ValueError

Question

ValueError

Opened this issue a year ago · 1 comments

When I run the flowing code:
payload_features = payload_features.view(np.float64).reshape(payload_features.shape + (-1,))
An error occurs:
ValueError: When changing to a smaller dtype, its size must be a divisor of the size of original dtype

Can you tell me how to solve this problem？

Answer 1 · 2023-06-04T12:10:01.000Z

Hi,
I tried but I am not able to replicate your error.
Unfortunately, I'm having a hard time finding the time to maintain the repository, so I decided to archive it.
Here are some tips on how to run the code: in order to run "preprocess-data_svm.py" you need to run "create_datasets.sh" (that one will trigger "preprocess-data_svm.py"). To do it for LSTM and RF, just change the name of the file inside "create_datasets.sh".

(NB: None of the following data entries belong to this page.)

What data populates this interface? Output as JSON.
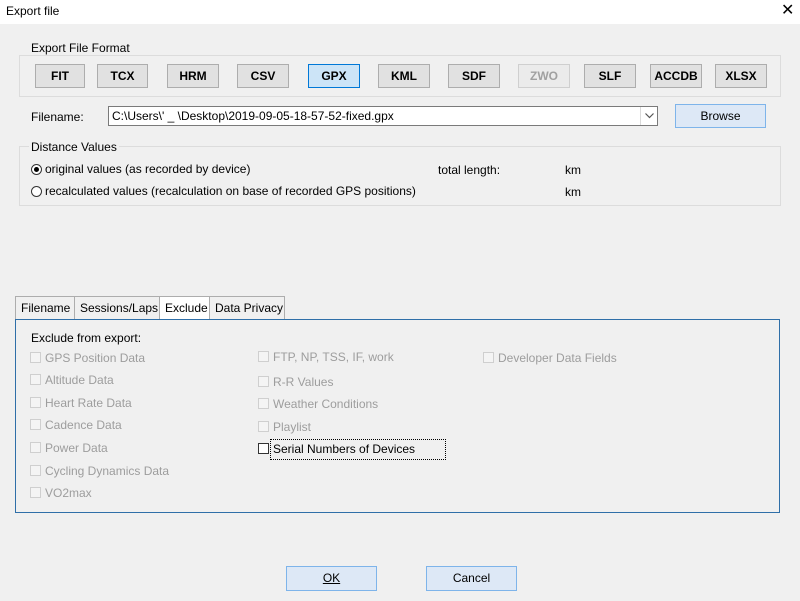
{
  "window": {
    "title": "Export file"
  },
  "export_format": {
    "group_label": "Export File Format",
    "formats": [
      {
        "label": "FIT",
        "state": "normal"
      },
      {
        "label": "TCX",
        "state": "normal"
      },
      {
        "label": "HRM",
        "state": "normal"
      },
      {
        "label": "CSV",
        "state": "normal"
      },
      {
        "label": "GPX",
        "state": "selected"
      },
      {
        "label": "KML",
        "state": "normal"
      },
      {
        "label": "SDF",
        "state": "normal"
      },
      {
        "label": "ZWO",
        "state": "disabled"
      },
      {
        "label": "SLF",
        "state": "normal"
      },
      {
        "label": "ACCDB",
        "state": "normal"
      },
      {
        "label": "XLSX",
        "state": "normal"
      }
    ]
  },
  "filename": {
    "label": "Filename:",
    "value": "C:\\Users\\'  _    \\Desktop\\2019-09-05-18-57-52-fixed.gpx",
    "browse_label": "Browse"
  },
  "distance_values": {
    "group_label": "Distance Values",
    "options": [
      {
        "label": "original values (as recorded by device)",
        "checked": true
      },
      {
        "label": "recalculated values (recalculation on base of recorded GPS positions)",
        "checked": false
      }
    ],
    "total_length_label": "total length:",
    "unit_original": "km",
    "unit_recalculated": "km"
  },
  "tabs": [
    {
      "label": "Filename",
      "active": false
    },
    {
      "label": "Sessions/Laps",
      "active": false
    },
    {
      "label": "Exclude",
      "active": true
    },
    {
      "label": "Data Privacy",
      "active": false
    }
  ],
  "exclude": {
    "heading": "Exclude from export:",
    "col1": [
      "GPS Position Data",
      "Altitude Data",
      "Heart Rate Data",
      "Cadence Data",
      "Power Data",
      "Cycling Dynamics Data",
      "VO2max"
    ],
    "col2": [
      "FTP, NP, TSS, IF, work",
      "R-R Values",
      "Weather Conditions",
      "Playlist",
      "Serial Numbers of Devices"
    ],
    "col3": [
      "Developer Data Fields"
    ]
  },
  "footer": {
    "ok_label": "OK",
    "cancel_label": "Cancel"
  },
  "colors": {
    "selected_format": "#cce4f7",
    "accent_border": "#0078d7",
    "panel_border": "#2f6fa8",
    "dialog_bg": "#f0f0f0"
  }
}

You can also find the data already preprocessed for SVM, RF and LSTM (ready to be used for those models) under the folder results. There you can find all the datasets for SVM, Random Forest and LSTM for all the different missing values strategies* and for a splitting strategy of 60% training set, 20% validation set and 20% testing set.

Missing values strategies:*
1- Clustering - Gaussian Mixture Model (GMM)
2- Clustering - K-means
3- Zeros imputation & indicators technique
4- Keeping the closest preceding feature value that is existing or is non-missed

To run the code I leave here an example. Let's say you want to run the random_forest_hyperparameters.py program with the binary dataset (1 for malicious packets and 0 for benign) and with the missing values strategy "keep" (take the value of the previous observation in the dataset), mean and std deviation normalization strategy and the number of iterations to search for the hyperparameters set to 100. Then you just need to call on the command line:
python src/random_forest_hyperparameters.py -d results/processed_data_RF/time-series-datasets/binary-ts-mean-keep -i 100

src/random_forest_hyperparameters.py is where the program is located and in results/processed_data_RF/time-series-datasets/binary-ts-mean-keep where the dataset is located (you might adapt it depending on where you host the code and datasets files). Do not forget to change the output directory as well (otherwise the output of the program will be saved where the dataset is by default).
Reminder: the datasets for Long Short Term Memory, SVM and Random Forests are all in the folder results (I used the dataset split configuration: 60% training set, 20% validation set and 20% test set).

This is the link to my paper, which could be of help too --> https://eudl.eu/pdf/10.4108/eai.25-1-2019.159348

Best regards,
Rocio